The question jarred expression into Drake’s face, shattering the mask of wooden-faced disinterest with which the detective customarily masked his thoughts. “Perry, what the devil put that idea in your mind?”

“Was it?” Mason asked.

“No,” Drake said. “That’s the thing the autopsy surgeon can’t figure. That’s one of the reasons he held up his report until he’d made a double check. The man was undoubtedly killed with a bullet, probably from a thirty-eight caliber weapon. The bullet didn’t go clean through the body — and the bullet isn’t there!”

Mason nodded slowly, thoughtfully digesting that information.

“You don’t seem surprised,” Drake said.

“What do you want me to do — throw up my hands and say ‘my, my’?”

Drake said, “Bunk! You can’t fool me, Perry. You anticipated that very thing.”

“What makes you think so?”

“Your question.”

“It was just a question.”

“And I’ll bet this is the only murder case in which you ever asked it.”

Mason said nothing.

“Well,” Drake told him, “in any event that lets Milicent out.”

“What does?”

“The fact that the murder took place after she left the cabin.”

Mason shook his head slowly. “No, Paul, it doesn’t let her out; it drags her in.

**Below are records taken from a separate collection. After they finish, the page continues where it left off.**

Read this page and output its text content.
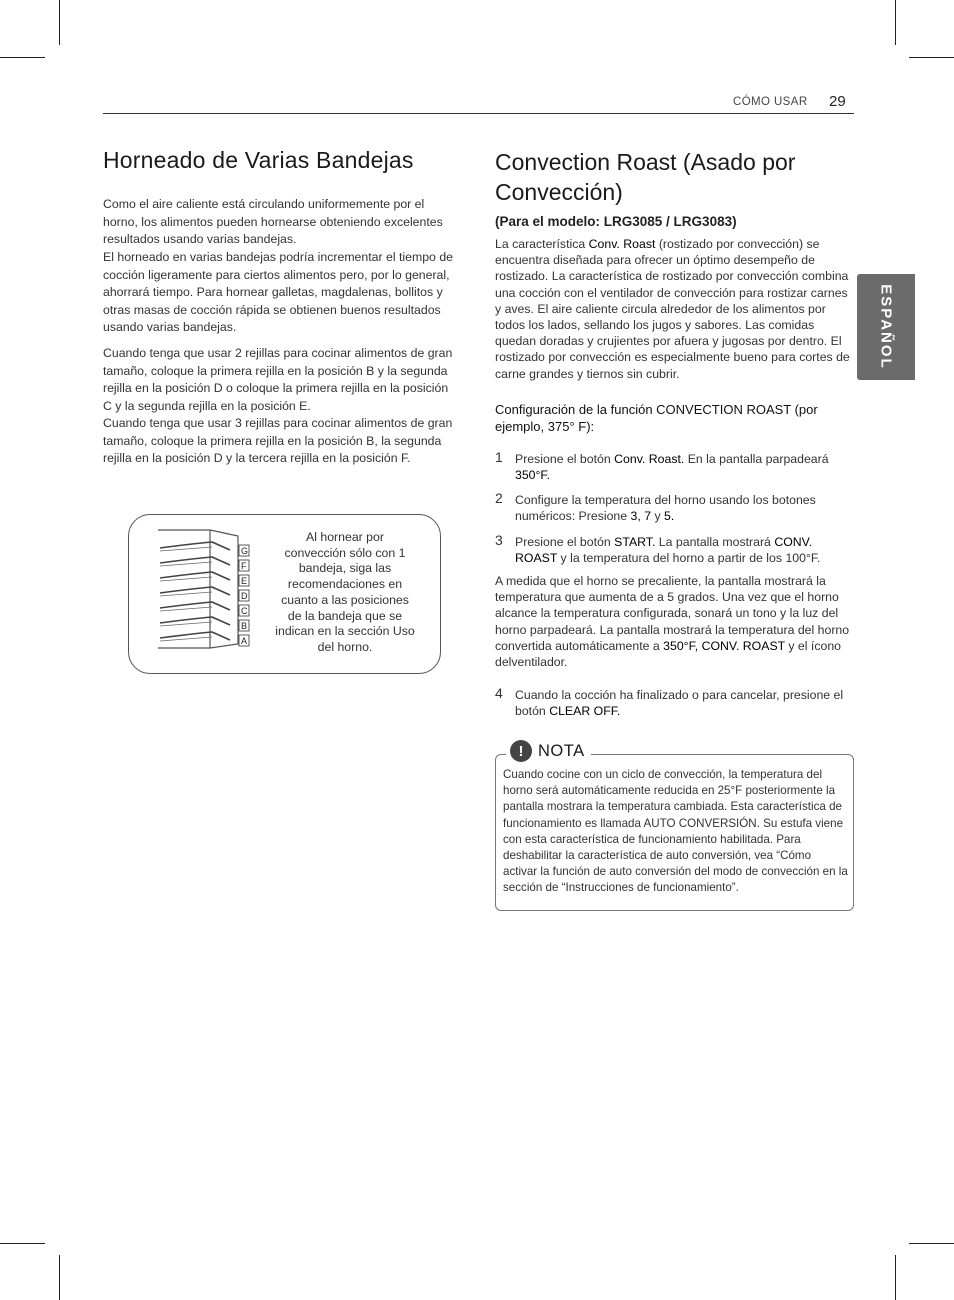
CÓMO USAR 29
ESPAÑOL
Horneado de Varias Bandejas

Como el aire caliente está circulando uniformemente por el horno, los alimentos pueden hornearse obteniendo excelentes resultados usando varias bandejas.

El horneado en varias bandejas podría incrementar el tiempo de cocción ligeramente para ciertos alimentos pero, por lo general, ahorrará tiempo. Para hornear galletas, magdalenas, bollitos y otras masas de cocción rápida se obtienen buenos resultados usando varias bandejas.

Cuando tenga que usar 2 rejillas para cocinar alimentos de gran tamaño, coloque la primera rejilla en la posición B y la segunda rejilla en la posición D o coloque la primera rejilla en la posición C y la segunda rejilla en la posición E.

Cuando tenga que usar 3 rejillas para cocinar alimentos de gran tamaño, coloque la primera rejilla en la posición B, la segunda rejilla en la posición D y la tercera rejilla en la posición F.

G
F
E
D
C
B
A
Al hornear por convección sólo con 1 bandeja, siga las recomendaciones en cuanto a las posiciones de la bandeja que se indican en la sección Uso del horno.
Convection Roast (Asado por Convección)
(Para el modelo: LRG3085 / LRG3083)

La característica Conv. Roast (rostizado por convección) se encuentra diseñada para ofrecer un óptimo desempeño de rostizado. La característica de rostizado por convección combina una cocción con el ventilador de convección para rostizar carnes y aves. El aire caliente circula alrededor de los alimentos por todos los lados, sellando los jugos y sabores. Las comidas quedan doradas y crujientes por afuera y jugosas por dentro. El rostizado por convección es especialmente bueno para cortes de carne grandes y tiernos sin cubrir.

Configuración de la función CONVECTION ROAST (por ejemplo, 375° F):
1 Presione el botón Conv. Roast. En la pantalla parpadeará 350°F.
2 Configure la temperatura del horno usando los botones numéricos: Presione 3, 7 y 5.
3 Presione el botón START. La pantalla mostrará CONV. ROAST y la temperatura del horno a partir de los 100°F.

A medida que el horno se precaliente, la pantalla mostrará la temperatura que aumenta de a 5 grados. Una vez que el horno alcance la temperatura configurada, sonará un tono y la luz del horno parpadeará. La pantalla mostrará la temperatura del horno convertida automáticamente a 350°F, CONV. ROAST y el ícono delventilador.

4 Cuando la cocción ha finalizado o para cancelar, presione el botón CLEAR OFF.
! NOTA
Cuando cocine con un ciclo de convección, la temperatura del horno será automáticamente reducida en 25°F posteriormente la pantalla mostrara la temperatura cambiada. Esta característica de funcionamiento es llamada AUTO CONVERSIÓN. Su estufa viene con esta característica de funcionamiento habilitada. Para deshabilitar la característica de auto conversión, vea “Cómo activar la función de auto conversión del modo de convección en la sección de “Instrucciones de funcionamiento”.
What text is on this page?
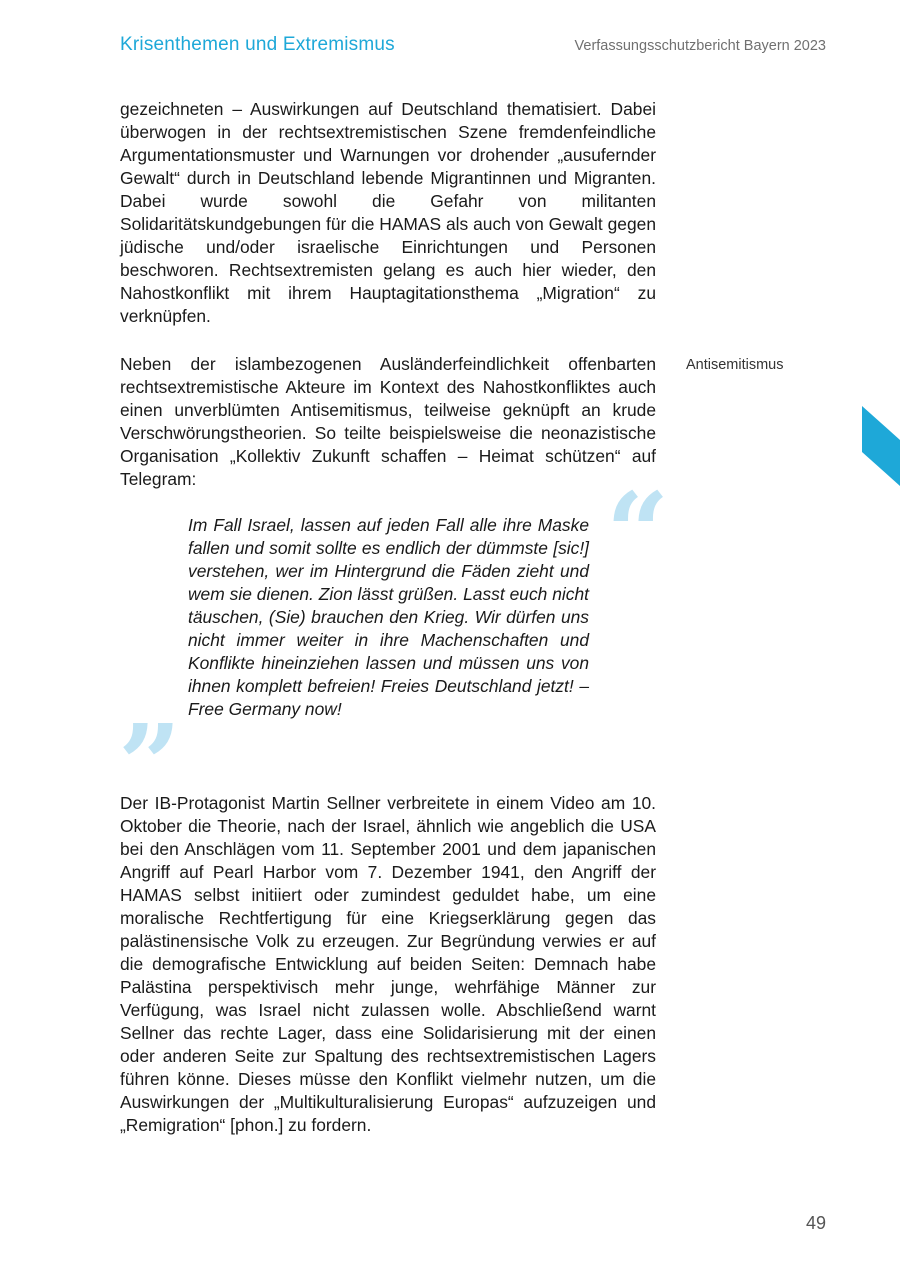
Krisenthemen und Extremismus	Verfassungsschutzbericht Bayern 2023

gezeichneten – Auswirkungen auf Deutschland thematisiert. Dabei überwogen in der rechtsextremistischen Szene fremdenfeindliche Argumentationsmuster und Warnungen vor drohender „ausufernder Gewalt“ durch in Deutschland lebende Migrantinnen und Migranten. Dabei wurde sowohl die Gefahr von militanten Solidaritätskundgebungen für die HAMAS als auch von Gewalt gegen jüdische und/oder israelische Einrichtungen und Personen beschworen. Rechtsextremisten gelang es auch hier wieder, den Nahostkonflikt mit ihrem Hauptagitationsthema „Migration“ zu verknüpfen.

Neben der islambezogenen Ausländerfeindlichkeit offenbarten rechtsextremistische Akteure im Kontext des Nahostkonfliktes auch einen unverblümten Antisemitismus, teilweise geknüpft an krude Verschwörungstheorien. So teilte beispielsweise die neonazistische Organisation „Kollektiv Zukunft schaffen – Heimat schützen“ auf Telegram:

Antisemitismus
“

Im Fall Israel, lassen auf jeden Fall alle ihre Maske fallen und somit sollte es endlich der dümmste [sic!] verstehen, wer im Hintergrund die Fäden zieht und wem sie dienen. Zion lässt grüßen. Lasst euch nicht täuschen, (Sie) brauchen den Krieg. Wir dürfen uns nicht immer weiter in ihre Machenschaften und Konflikte hineinziehen lassen und müssen uns von ihnen komplett befreien! Freies Deutschland jetzt! – Free Germany now!

”

Der IB-Protagonist Martin Sellner verbreitete in einem Video am 10. Oktober die Theorie, nach der Israel, ähnlich wie angeblich die USA bei den Anschlägen vom 11. September 2001 und dem japanischen Angriff auf Pearl Harbor vom 7. Dezember 1941, den Angriff der HAMAS selbst initiiert oder zumindest geduldet habe, um eine moralische Rechtfertigung für eine Kriegserklärung gegen das palästinensische Volk zu erzeugen. Zur Begründung verwies er auf die demografische Entwicklung auf beiden Seiten: Demnach habe Palästina perspektivisch mehr junge, wehrfähige Männer zur Verfügung, was Israel nicht zulassen wolle. Abschließend warnt Sellner das rechte Lager, dass eine Solidarisierung mit der einen oder anderen Seite zur Spaltung des rechtsextremistischen Lagers führen könne. Dieses müsse den Konflikt vielmehr nutzen, um die Auswirkungen der „Multikulturalisierung Europas“ aufzuzeigen und „Remigration“ [phon.] zu fordern.

49
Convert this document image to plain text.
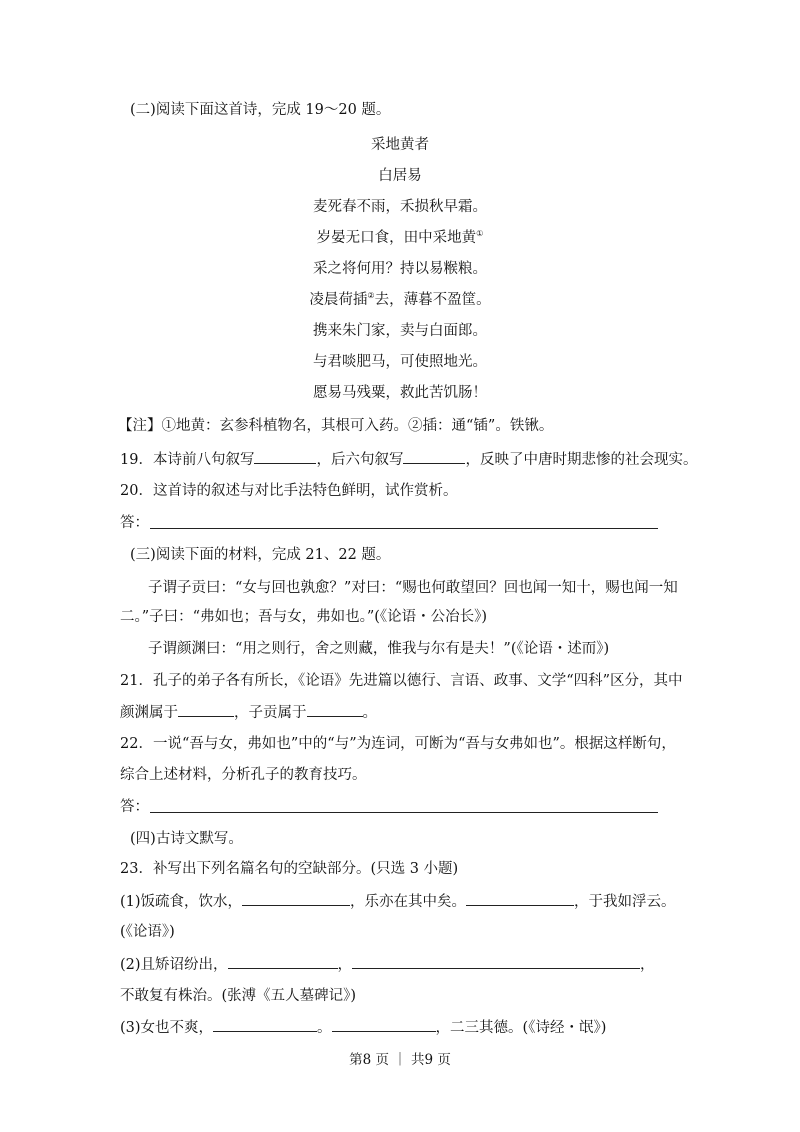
(二)阅读下面这首诗，完成 19～20 题。
采地黄者
白居易
麦死春不雨，禾损秋早霜。
岁晏无口食，田中采地黄①
采之将何用？持以易糇粮。
凌晨荷插②去，薄暮不盈筐。
携来朱门家，卖与白面郎。
与君啖肥马，可使照地光。
愿易马残粟，救此苦饥肠！
【注】①地黄：玄参科植物名，其根可入药。②插：通“锸”。铁锹。
19．本诗前八句叙写	，后六句叙写	，反映了中唐时期悲惨的社会现实。
20．这首诗的叙述与对比手法特色鲜明，试作赏析。
答：
(三)阅读下面的材料，完成 21、22 题。
子谓子贡曰：“女与回也孰愈？”对曰：“赐也何敢望回？回也闻一知十，赐也闻一知
二。”子曰：“弗如也；吾与女，弗如也。”(《论语・公冶长》)
子谓颜渊曰：“用之则行，舍之则藏，惟我与尔有是夫！”(《论语・述而》)
21．孔子的弟子各有所长，《论语》先进篇以德行、言语、政事、文学“四科”区分，其中
颜渊属于	，子贡属于	。
22．一说“吾与女，弗如也”中的“与”为连词，可断为“吾与女弗如也”。根据这样断句，
综合上述材料，分析孔子的教育技巧。
答：
(四)古诗文默写。
23．补写出下列名篇名句的空缺部分。(只选 3 小题)
(1)饭疏食，饮水，	，乐亦在其中矣。	，于我如浮云。
(《论语》)
(2)且矫诏纷出，	，	，
不敢复有株治。(张溥《五人墓碑记》)
(3)女也不爽，	。	，二三其德。(《诗经・氓》)
第8 页 ｜ 共9 页
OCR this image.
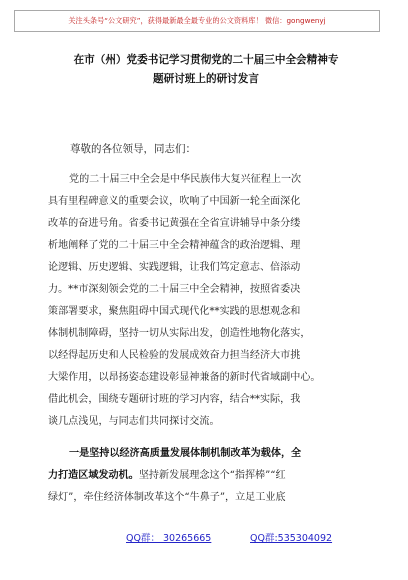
关注头条号“公文研究”，获得最新最全最专业的公文资料库！ 微信：gongwenyj
在市（州）党委书记学习贯彻党的二十届三中全会精神专
题研讨班上的研讨发言
尊敬的各位领导，同志们：
党的二十届三中全会是中华民族伟大复兴征程上一次
具有里程碑意义的重要会议，吹响了中国新一轮全面深化
改革的奋进号角。省委书记黄强在全省宣讲辅导中条分缕
析地阐释了党的二十届三中全会精神蕴含的政治逻辑、理
论逻辑、历史逻辑、实践逻辑，让我们笃定意志、倍添动
力。**市深刻领会党的二十届三中全会精神，按照省委决
策部署要求，聚焦阻碍中国式现代化**实践的思想观念和
体制机制障碍，坚持一切从实际出发，创造性地物化落实，
以经得起历史和人民检验的发展成效奋力担当经济大市挑
大梁作用，以昂扬姿态建设彰显神兼备的新时代省域副中心。
借此机会，围绕专题研讨班的学习内容，结合**实际，我
谈几点浅见，与同志们共同探讨交流。
一是坚持以经济高质量发展体制机制改革为载体，全
力打造区域发动机。坚持新发展理念这个“指挥棒”“红
绿灯”，牵住经济体制改革这个“牛鼻子”，立足工业底
QQ群： 30265665	QQ群:535304092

I’m sorry, but I’m having to pass up dinner. Take Della — on the expense account.”

Drake said, “There are times, Perry, when you get some very commendable ideas.”

“Do I know where I can reach you, in case anything turns up?” Della Street asked Perry Mason.

He nodded.

“Where?”

The lawyer merely smiled.

Della said, “I get you.”

“And I don’t,” the detective protested.

Della Street placed her fingers on his arm. “Never mind, Paul. We’re going to dinner — on the expense account... Do your dinners include cocktails, Paul?”

“They always have when they’ve been on an expense account,” Drake said, “although Perry probably doesn’t know it.”

Mason grinned, took the sliver of glass from his pocket.

“A piece of a spectacle lens, Paul,” he said, handing the sliver to the detective.

Drake turned it over in his fingers. “What about it?”

Mason started for the door. “That’s what I’m paying you for, Paul.”

Chapter 11

Roxbury’s main street seemed strangely surreptitious with its unlighted neon signs, its shielded illumination, making the figures of pedestrians appear vague, shadowy and unreal.